As the title suggests, this post refers to the next step in finishing the bathroom floor. Because it involved laying down material, I really really wanted to title it “Getting Laid,” but my better judgement stepped in and changed it. Oh well, perhaps a future title.
What I laid was cement board. To achieve the 1-1/4″ total subfloor thickness before I can lay the finish tile floor, I put down 1/2″ cement board over the 3/4″ OSB I installed a few weeks ago (read about that huge step forward over here). The Durock Next Gen brand cement board came in 3′ x 5′ sheets, so it took 4 total to cover the entire floor. I purposely arranged them in a way that they would overlap the joints of the OSB underneath, so not to have seams directly on top of one another. First I dry fit each sheet, cutting them to size and then cutting out the hole for the toilet drain and tub drain access.

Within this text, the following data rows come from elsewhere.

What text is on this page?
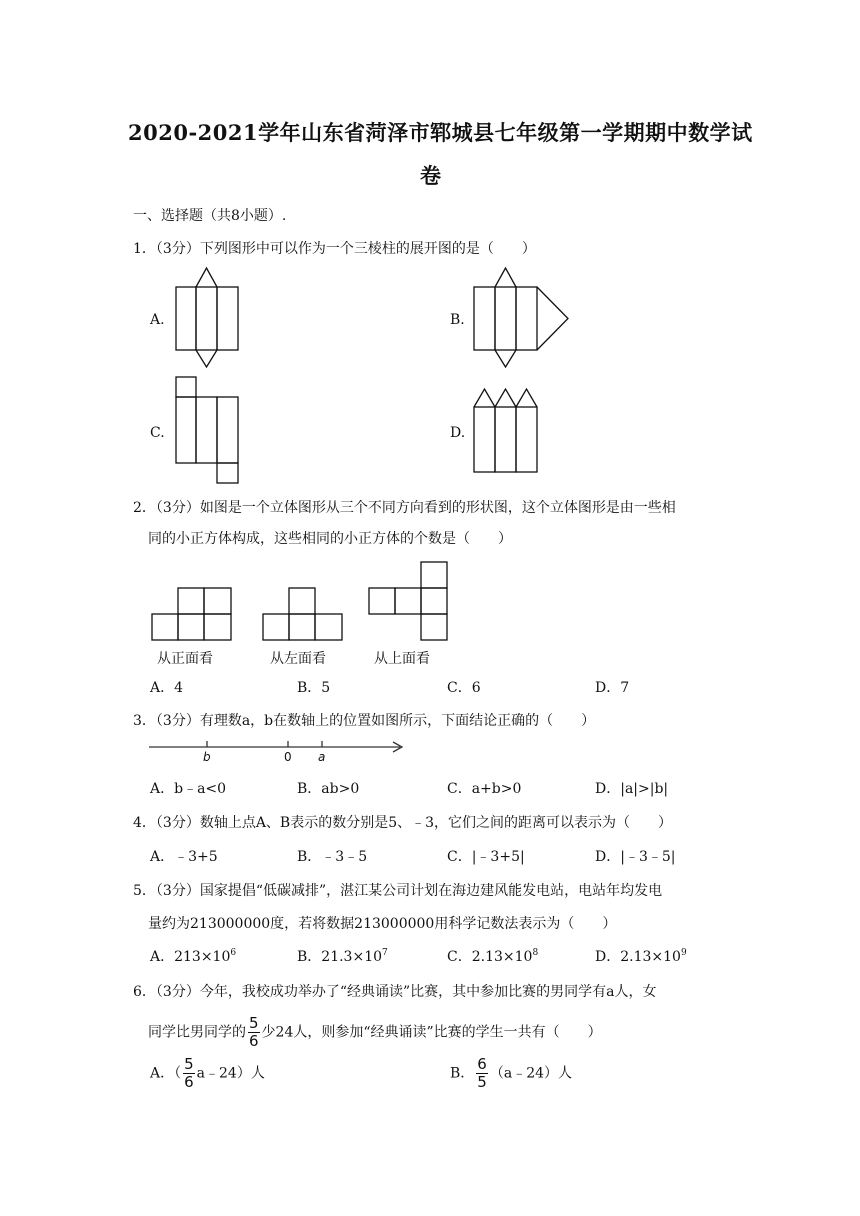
2020-2021学年山东省菏泽市郓城县七年级第一学期期中数学试
卷
一、选择题（共8小题）.
1．（3分）下列图形中可以作为一个三棱柱的展开图的是（　　）
A.	B.
C.	D.
2．（3分）如图是一个立体图形从三个不同方向看到的形状图，这个立体图形是由一些相
同的小正方体构成，这些相同的小正方体的个数是（　　）
从正面看	从左面看	从上面看
A．4	B．5	C．6	D．7
3．（3分）有理数a，b在数轴上的位置如图所示，下面结论正确的（　　）
b	0 a
A．b﹣a<0	B．ab>0	C．a+b>0	D．|a|>|b|
4．（3分）数轴上点A、B表示的数分别是5、﹣3，它们之间的距离可以表示为（　　）
A．﹣3+5	B．﹣3﹣5	C．|﹣3+5|	D．|﹣3﹣5|
5．（3分）国家提倡“低碳减排”，湛江某公司计划在海边建风能发电站，电站年均发电
量约为213000000度，若将数据213000000用科学记数法表示为（　　）
A．$213\times 10^6$	B．$21.3\times 10^7$	C．$2.13\times 10^8$	D．$2.13\times 10^9$
6．（3分）今年，我校成功举办了“经典诵读”比赛，其中参加比赛的男同学有a人，女
同学比男同学的 $\frac{5}{6}$ 少24人，则参加“经典诵读”比赛的学生一共有（　　）
A．（ $\frac{5}{6}$ a﹣24）人	B． $\frac{6}{5}$ （a﹣24）人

While some sources say to simply screw the cement board into place, a professional contractor here in town advised me to set them into mortar thinset, just the same as if I were laying the finish tile floor, and then screw down into place. Why? He said imagine the two layers of subfloor as if they were two regular pieces of lumber. If they are screwed together, the two boards are stronger than they were apart. But if they are laminated together, they are even stronger yet. The same for the cement board and OSB underneath: using mortar thinset “laminates” these two layers together, making the subfloor stronger and less likely to move or flex (which is what causes a tile floor to crack or grout to crack and fail).
I used a trowel to spread the mortar about 1/8 – 1/4 inch thick on the floor, in a square just large enough for one sheet at a time – this is so I wasn’t stepping in the wet mortar. Once I felt I had an even bed of mortar, I used the notched trowel to make ridges and then carefully laid each sheet down, making sure it was pushed flat against the outside wall studs.
I placed screws every 8 or so inches apart, on a grid across each cement board, maybe more along the edges of each board. Unfortunately, the bathroom floor will be about 1/2″ taller than the kitchen floor where they meet. Not ideal in my book, but a custom threshold strip stained to match the wood floor in the kitchen should make a nice transition. So now this floor is ready for tile! Onto the walls.